Súdwest-Fryslân – Ruim tweeduizend jaar geleden, rond het begin van de jaartelling, was in Sneek ook al ‘industrie’ en bedrijvigheid op de plek waar bedrijventerrein De Hemmen 3 wordt aangelegd. Dit concluderen archeologen na onderzoek en opgraving van een kleine veenterp in het gebied. “Een interessante puzzel”, zegt archeoloog Yvonne Boonstra van de gemeente Súdwest-Fryslân.

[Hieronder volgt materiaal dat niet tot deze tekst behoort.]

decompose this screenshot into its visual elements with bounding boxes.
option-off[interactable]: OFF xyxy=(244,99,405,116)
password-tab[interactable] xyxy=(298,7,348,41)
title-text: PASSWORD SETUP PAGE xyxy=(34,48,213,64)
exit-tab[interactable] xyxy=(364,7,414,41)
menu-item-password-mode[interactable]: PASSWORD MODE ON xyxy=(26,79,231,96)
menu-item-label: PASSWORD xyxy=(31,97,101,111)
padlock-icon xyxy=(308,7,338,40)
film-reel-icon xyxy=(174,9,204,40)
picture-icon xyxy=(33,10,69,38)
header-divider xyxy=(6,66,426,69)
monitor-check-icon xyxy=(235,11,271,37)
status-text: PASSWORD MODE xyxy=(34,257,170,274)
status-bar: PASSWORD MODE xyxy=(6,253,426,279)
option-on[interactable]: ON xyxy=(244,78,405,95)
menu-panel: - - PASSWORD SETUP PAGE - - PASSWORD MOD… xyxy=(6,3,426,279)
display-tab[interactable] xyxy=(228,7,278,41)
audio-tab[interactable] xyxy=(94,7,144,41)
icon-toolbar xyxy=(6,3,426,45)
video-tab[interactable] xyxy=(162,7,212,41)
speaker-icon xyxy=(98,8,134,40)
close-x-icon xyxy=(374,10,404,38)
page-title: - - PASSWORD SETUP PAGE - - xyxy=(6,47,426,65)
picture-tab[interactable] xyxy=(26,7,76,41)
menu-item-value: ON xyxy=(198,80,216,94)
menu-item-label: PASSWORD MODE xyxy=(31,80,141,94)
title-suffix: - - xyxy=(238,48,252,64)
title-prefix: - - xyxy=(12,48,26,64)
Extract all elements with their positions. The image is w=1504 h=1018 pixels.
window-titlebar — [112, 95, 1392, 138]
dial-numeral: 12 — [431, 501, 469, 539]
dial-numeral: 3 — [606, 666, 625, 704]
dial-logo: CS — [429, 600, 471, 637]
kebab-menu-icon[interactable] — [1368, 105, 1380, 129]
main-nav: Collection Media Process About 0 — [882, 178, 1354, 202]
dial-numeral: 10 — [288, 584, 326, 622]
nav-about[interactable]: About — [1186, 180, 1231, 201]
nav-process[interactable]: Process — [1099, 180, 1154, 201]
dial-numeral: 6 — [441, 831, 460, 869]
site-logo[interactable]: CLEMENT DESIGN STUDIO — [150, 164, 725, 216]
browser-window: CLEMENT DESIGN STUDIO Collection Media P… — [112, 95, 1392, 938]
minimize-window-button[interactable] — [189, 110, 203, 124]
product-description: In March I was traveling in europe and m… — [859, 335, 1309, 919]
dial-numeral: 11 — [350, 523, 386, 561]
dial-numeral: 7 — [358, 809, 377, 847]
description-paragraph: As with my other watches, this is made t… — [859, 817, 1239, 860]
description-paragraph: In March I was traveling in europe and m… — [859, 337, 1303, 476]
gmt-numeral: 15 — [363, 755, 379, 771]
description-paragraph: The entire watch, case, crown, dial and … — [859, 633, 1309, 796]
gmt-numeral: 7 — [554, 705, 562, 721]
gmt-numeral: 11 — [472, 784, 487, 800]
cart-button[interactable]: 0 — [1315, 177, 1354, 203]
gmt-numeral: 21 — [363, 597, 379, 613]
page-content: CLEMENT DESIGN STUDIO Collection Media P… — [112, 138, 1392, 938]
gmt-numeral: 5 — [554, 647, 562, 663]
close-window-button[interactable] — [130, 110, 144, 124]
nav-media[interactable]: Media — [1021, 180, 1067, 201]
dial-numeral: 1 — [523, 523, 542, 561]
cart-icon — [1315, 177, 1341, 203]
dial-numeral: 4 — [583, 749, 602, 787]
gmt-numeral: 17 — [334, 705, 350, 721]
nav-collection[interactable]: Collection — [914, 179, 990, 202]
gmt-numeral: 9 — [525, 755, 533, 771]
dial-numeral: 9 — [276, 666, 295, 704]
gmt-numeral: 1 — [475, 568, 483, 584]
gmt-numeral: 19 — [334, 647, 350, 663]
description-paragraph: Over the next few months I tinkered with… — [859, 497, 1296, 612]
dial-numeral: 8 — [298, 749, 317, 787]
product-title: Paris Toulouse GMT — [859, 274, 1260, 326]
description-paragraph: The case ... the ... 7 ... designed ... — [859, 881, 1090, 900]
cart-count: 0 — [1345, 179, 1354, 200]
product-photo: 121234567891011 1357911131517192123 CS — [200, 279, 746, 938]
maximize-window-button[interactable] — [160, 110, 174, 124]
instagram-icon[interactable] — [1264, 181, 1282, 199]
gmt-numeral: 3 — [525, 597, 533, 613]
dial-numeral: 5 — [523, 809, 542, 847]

Bedrijvigheid in veenlandschap
Het veenlandschap rond Sneek was zo’n tweeduizend jaar geleden bezaaid met kleine huisterpjes. Deze veenrandzone, op de overgang naar het kleigebied richting zee, had een grote aantrekkingskracht op de mens. Doorgaans huisde men in boerderijtjes op opgeworpen woonheuveltjes, en probeerde men zo zelfvoorzienend mogelijk te zijn. Men hield vooral koeien, schapen en/of geiten (onderscheid is moeilijk te maken op grond van het botmateriaal), wat paarden en honden. Duurzaamheid en recycling waren het uitgangspunt.
Bijzondere vondst
“Recycling is vermoedelijk een van de redenen dat we zo weinig metaal vinden in de veenterpen”, zegt Boonstra. “Het was kostbaar en werd daarom steeds hergebruikt als een voorwerp kapot was.” Des te opvallender was de vondst van diverse loden smeltfragmenten en een loden spinklosje, zegt ze. “In deze regio is metaal, laat staan lood, vrij zeldzaam.”
Lood voor metaalbewerking
Uit de metaalanalyse blijkt dat het om zeer zuiver tot puur lood gaat. “Van recycling is dan waarschijnlijk geen sprake, want dan is de kans groot dat er vermenging is met andere metaalverbindingen.” Vooralsnog lijkt deze metaalbewerking een nijverheid die niet elk huishouden zelf regelde, maar echt specialistisch was, concludeert Boonstra. “In die zin kunnen we dus spreken van een kleinschalig en zeer vroeg industrieel terpje.”
Geen boerderij
Wat opvalt is dat er geen duidelijke boerderij of andersoortige bebouwing is aangetroffen. De top van de terp is door erosie wel verdwenen, maar diepere sporen van bebouwing blijven doorgaans goed bewaard. Denk hierbij aan paalkuilen bijvoorbeeld, soms nog met resten van palen. “Dat komt doordat klei- en veengrond zeer goed zijn voor de conservering van hout en andere vergankelijke materialen en voorwerpen, zoals touw”, legt Boonstra uit.
Niet in de open lucht
De onderzoekers achten het onwaarschijnlijk dat de bedrijvigheid van metaalbewerking plaatsvond in de open lucht: er zijn aanwijzingen voor een haardplaats. Ook is er verbrande klei aangetroffen, soms met afdrukken van vlechtwerk, oftewel aanwijzingen voor vloeren en muren. Ook het keukenservies duidt op een doorsnee gezinnetje van rond de jaartelling. Uit botmateriaal blijkt dat er ter plaatse werd geslacht. Waar het gebouw zelf is gebleven, blijft een mysterie. Er was dus veel bedrijvigheid op die plek.
Opgeslokt door de Middelzee
De terp werd ergens in de eerste eeuw na Christus verlaten, maar bleef zeker herkenbaar als verhoging in het landschap. Omstreeks de zevende eeuw na Christus was er weer activiteit, hier wijzen twee waterputten op. De terp verdween daarna onder het slib, door overstromingen van de grote zeegeul Middelzee. De terp was niet meer zichtbaar en raakte in de vergetelheid tot haar opgraving, twee millenniums later.